Human glandular kallikrein-1 gene (hGK-1) is closely related to the gene of human prostate-specific antigen (PSA) and both genes are expressed in the human prostate. We have studied PSA and hGK-1 mRNAs in human prostatic tissue samples from patients with benign prostatic hyperplasia (BPH) or adenocarcinoma (CA), using Northern and slot-blot analysis in order to gain insight into the expression of these highly similar genes. Multiple mRNAs were found to originate from both genes. The major mRNA species of 1.6 kb accounted for 57% to 76% of the total coding capacity for PSA in different tissue specimens, but a variant mRNA species of 1.9 kb was also abundant.

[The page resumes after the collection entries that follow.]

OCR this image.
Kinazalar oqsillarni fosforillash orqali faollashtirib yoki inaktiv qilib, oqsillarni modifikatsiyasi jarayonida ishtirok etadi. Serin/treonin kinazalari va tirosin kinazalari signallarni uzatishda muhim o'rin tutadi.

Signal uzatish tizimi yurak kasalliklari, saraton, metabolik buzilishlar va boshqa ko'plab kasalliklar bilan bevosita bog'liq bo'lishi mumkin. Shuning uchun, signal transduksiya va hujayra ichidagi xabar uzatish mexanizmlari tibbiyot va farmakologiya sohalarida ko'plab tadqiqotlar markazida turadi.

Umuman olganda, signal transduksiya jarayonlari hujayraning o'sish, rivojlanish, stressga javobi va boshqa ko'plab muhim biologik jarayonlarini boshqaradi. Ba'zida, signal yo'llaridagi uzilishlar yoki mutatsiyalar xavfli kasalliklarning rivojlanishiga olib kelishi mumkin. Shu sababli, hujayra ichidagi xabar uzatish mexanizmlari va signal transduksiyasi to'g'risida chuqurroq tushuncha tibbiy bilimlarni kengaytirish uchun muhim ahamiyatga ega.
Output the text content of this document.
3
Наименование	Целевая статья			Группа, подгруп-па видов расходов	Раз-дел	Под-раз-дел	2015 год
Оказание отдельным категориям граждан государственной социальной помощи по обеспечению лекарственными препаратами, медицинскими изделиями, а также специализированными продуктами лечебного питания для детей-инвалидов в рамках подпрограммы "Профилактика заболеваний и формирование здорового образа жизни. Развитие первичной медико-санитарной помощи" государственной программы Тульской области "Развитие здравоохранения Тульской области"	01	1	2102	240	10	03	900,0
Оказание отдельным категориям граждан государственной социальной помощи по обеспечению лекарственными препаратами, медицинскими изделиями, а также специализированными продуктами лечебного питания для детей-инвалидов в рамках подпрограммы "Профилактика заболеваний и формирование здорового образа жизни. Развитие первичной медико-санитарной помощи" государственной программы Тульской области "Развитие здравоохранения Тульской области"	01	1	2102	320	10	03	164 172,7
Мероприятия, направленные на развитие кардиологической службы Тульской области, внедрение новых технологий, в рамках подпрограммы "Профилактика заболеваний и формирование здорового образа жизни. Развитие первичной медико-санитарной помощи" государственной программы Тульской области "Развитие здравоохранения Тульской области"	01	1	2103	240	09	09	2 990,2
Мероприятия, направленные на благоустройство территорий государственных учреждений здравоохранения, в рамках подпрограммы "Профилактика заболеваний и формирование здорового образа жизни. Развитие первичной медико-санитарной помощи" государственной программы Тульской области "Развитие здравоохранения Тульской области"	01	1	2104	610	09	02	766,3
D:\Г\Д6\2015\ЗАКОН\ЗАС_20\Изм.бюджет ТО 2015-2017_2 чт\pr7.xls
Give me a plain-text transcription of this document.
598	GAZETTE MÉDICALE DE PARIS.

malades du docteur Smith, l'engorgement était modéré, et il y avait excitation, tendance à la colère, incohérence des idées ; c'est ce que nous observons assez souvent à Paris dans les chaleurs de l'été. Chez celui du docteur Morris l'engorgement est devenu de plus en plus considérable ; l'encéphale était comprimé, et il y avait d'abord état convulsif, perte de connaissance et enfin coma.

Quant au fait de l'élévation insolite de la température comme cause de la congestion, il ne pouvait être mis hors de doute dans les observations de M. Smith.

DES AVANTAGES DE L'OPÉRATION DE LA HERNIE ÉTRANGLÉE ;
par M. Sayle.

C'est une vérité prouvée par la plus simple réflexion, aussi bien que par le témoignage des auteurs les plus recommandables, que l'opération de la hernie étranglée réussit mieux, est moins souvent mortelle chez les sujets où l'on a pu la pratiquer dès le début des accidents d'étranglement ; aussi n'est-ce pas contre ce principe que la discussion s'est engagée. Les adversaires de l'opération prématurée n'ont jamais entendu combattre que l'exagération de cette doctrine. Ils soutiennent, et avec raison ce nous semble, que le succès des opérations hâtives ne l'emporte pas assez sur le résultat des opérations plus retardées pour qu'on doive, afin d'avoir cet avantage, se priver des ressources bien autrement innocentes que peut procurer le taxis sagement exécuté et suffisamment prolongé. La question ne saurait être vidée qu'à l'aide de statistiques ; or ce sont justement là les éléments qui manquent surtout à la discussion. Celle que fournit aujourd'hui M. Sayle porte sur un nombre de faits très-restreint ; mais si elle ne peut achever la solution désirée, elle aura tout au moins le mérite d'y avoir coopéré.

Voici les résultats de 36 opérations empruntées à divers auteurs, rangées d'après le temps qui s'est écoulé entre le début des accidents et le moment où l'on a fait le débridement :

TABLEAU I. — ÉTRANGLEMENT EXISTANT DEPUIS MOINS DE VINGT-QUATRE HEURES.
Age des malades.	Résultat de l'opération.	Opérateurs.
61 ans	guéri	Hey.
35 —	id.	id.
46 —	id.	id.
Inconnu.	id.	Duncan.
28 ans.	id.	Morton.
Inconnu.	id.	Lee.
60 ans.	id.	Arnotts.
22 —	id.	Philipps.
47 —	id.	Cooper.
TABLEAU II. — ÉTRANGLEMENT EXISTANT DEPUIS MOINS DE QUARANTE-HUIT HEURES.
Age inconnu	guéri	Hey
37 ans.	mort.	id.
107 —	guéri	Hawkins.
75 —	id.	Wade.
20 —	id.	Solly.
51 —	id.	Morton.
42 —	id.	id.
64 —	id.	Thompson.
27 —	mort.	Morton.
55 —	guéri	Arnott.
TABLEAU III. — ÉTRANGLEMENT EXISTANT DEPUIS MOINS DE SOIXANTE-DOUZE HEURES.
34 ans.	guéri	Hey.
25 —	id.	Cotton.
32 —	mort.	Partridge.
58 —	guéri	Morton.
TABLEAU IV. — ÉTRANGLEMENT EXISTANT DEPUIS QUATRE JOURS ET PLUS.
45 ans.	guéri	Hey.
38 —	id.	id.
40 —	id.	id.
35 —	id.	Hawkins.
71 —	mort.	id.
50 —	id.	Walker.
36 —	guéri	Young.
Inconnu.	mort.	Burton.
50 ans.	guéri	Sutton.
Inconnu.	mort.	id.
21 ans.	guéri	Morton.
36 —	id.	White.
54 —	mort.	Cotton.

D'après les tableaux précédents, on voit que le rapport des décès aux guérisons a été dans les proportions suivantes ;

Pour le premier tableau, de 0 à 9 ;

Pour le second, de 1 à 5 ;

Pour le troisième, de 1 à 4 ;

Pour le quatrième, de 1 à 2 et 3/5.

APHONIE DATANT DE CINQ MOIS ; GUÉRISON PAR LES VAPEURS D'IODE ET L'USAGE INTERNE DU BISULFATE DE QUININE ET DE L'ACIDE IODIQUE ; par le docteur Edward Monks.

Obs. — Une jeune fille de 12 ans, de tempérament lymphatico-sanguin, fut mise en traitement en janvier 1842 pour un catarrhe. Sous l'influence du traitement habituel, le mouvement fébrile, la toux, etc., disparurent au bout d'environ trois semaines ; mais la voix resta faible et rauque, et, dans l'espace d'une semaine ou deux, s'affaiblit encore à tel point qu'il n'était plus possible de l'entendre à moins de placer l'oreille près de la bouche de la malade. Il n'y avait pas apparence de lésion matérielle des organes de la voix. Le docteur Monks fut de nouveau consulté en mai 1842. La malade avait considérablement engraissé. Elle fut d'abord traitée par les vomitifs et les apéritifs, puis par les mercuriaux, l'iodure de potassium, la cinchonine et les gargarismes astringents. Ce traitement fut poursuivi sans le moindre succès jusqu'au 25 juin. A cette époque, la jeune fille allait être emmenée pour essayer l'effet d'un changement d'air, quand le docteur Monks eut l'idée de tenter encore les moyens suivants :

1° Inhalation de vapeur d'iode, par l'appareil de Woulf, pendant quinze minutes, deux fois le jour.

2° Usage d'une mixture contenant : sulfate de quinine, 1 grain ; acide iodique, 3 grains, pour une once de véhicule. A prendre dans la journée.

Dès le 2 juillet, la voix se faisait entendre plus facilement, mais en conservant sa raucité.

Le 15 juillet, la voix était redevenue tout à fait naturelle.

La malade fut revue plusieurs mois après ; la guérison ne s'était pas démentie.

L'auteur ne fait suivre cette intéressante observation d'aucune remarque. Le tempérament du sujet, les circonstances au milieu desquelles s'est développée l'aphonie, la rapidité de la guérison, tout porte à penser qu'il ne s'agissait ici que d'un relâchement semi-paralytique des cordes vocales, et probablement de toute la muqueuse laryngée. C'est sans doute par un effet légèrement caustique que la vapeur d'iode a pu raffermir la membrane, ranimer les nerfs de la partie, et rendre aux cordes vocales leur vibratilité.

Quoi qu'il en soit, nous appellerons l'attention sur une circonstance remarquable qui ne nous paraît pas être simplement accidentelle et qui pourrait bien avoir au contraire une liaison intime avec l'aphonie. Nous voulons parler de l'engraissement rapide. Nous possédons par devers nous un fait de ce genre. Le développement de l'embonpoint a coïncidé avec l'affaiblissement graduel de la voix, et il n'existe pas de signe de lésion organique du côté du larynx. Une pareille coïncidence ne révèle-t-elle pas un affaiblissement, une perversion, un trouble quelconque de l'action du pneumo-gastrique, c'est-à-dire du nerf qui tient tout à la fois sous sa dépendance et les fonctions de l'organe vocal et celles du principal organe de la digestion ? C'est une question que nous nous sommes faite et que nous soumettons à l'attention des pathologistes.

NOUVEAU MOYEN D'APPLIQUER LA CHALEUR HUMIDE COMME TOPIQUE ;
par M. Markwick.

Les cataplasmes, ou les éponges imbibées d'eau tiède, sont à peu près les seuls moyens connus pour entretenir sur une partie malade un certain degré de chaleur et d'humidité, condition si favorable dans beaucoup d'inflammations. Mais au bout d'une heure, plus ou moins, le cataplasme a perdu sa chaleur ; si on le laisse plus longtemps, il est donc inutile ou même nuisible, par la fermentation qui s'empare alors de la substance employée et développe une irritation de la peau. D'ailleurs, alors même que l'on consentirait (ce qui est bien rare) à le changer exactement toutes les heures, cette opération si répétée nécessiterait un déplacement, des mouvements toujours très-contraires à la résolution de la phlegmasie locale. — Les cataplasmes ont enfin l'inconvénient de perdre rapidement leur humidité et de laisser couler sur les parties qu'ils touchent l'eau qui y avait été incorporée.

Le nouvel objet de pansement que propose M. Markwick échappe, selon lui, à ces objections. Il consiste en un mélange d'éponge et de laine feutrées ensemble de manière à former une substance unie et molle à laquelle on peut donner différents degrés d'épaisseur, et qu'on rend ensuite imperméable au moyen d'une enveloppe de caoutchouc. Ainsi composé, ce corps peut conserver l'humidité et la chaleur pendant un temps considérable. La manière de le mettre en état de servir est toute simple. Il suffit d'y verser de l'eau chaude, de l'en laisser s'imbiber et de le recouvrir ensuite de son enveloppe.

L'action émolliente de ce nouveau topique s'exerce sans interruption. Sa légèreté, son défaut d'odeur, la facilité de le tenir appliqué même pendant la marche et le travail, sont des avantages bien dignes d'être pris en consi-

Most of the BPH samples contained marked amounts of an aberrant 0.9 kb mRNA, and long PSA mRNAs of 6.1 kb, 4.5 kb and 3.1 kb were found in elevated amounts in some of the CA samples. The amount of PSA mRNAs that would produce aberrant PSA proteins if translated into protein varied from 18% to 38% in these tissue samples. The major mRNA species originating from hGK-1 was of 1.6 kb, but other less abundant mRNA species could also be observed. The amount of PSA and hGK-1 mRNAs was determined from slot blots hybridized with specific oligonucleotide probes. No significant differences could be found in the PSA gene expression between BPH and CA samples. The total amount of the PSA mRNAs in all the different BPH specimens was fairly similar, but there was a 3-fold difference between the highest and lowest PSA mRNA levels in the CA samples. The hGK-1 mRNA levels in the BPH specimens studied demonstrated greater variance than the PSA mRNA levels in the same samples. The correlation between PSA gene and hGK-1 expression in the BPH samples was good, suggesting that there are similarities in the regulation of these genes. However, the lack of correlation between the amounts of PSA and hGK-1 mRNAs in the CA samples except in sample C1 indicates that there are also differences in the gene regulation. The observed 3.7- to 6.5-fold excess of PSA mRNAs as compared with the amount of hGK-1 mRNAs present in the same tissue specimen also indicated differences in the cis- or trans-acting regulatory elements of these genes.